SEM Agency: Oh yes, the Google Blue. What’s wrong with it?
Praline: I’ll tell you what’s wrong with it. It’s not rocket science, that’s what’s wrong with it.
SEM Agency: No, no it’s complicated, look.
Praline: Look my lad, I know a simple plan when I see one and I’m looking at one right now.
SEM Agency: No, no sir, it’s not simple. It’s complicated.
SEM Agency: Yeah, remarkable SEO implementation plan the Google Blue, beautiful ranking, innit?
Pralie: The ranking don’t enter into it – it’s bleedin’ easy.
SEM Agency: No, no – it’s really hard.
Praline: All right then, it it’s hard let’s take a look (shouting) Title tag, meta tags, fresh content…
SEM Agency: (ruffles papers) There in the index.
Praline: What index?
SEM Agency: There that index.
Praline: That’s just some notes in pencil on the back of the last page… analytics, external linking, url structure. Now that’s more like it. Do you have an implementation plan that actually has all of this in it?
SEM Agency: Let me look… no.
Praline: Well what do you have then?
SEM Agency: Well, I have this PPC Implementation plan.
Praline: Is it geotargeted?
SEM Agency: Yes.
Praline: Where to?
SEM Agency: Norway. Tells you all about the right keywords for people pining for the fjords
Praline: Pining for the fjords, what kind of campaign is that?
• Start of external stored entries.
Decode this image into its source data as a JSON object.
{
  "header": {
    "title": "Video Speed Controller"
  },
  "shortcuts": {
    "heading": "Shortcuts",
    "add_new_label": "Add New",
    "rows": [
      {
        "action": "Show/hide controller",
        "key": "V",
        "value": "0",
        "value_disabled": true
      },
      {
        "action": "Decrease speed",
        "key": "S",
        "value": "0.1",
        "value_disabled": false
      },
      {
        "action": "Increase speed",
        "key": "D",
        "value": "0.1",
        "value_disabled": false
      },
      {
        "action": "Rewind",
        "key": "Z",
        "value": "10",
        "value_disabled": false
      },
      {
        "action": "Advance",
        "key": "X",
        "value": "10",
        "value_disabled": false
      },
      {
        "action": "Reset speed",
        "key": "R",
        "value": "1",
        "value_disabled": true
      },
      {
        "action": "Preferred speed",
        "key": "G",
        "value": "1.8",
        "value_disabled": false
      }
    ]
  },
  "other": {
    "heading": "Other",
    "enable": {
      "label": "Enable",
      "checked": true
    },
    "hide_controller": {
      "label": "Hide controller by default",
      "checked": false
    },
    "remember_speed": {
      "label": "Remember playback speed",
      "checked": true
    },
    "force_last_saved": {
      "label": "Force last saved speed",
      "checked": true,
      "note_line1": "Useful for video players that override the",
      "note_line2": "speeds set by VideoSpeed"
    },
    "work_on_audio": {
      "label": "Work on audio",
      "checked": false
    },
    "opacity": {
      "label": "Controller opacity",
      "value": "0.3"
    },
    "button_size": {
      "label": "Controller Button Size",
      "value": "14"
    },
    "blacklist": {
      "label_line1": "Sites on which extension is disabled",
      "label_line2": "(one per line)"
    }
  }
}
Look, I want something that’s complicated so I feel I’m getting my money’s worth.
SEM Agency: Well, I’d better replace it then.
Praline: (to blog) If you want to get anything done in this country you’ve got to complain until you’re blue in the mouth.
SEM Agency: Sorry gov, we’re right out of complicated SEO implementation plans.
Praline: I see, I see, I get the picture.
SEM Agency: I’ve got a paid inclusion plan.
Praline: Well, it’s scarcely a replacement then is it?
SEM Agency: Not really, no. Look, what do you want?
Praline: No I’m sorry, I’m not prepared to pursue my line of enquiry any further as I think this is getting too silly…
What’s particularly funny about this is that it hints at some of the client side reasons for more education about all aspects of search marketing.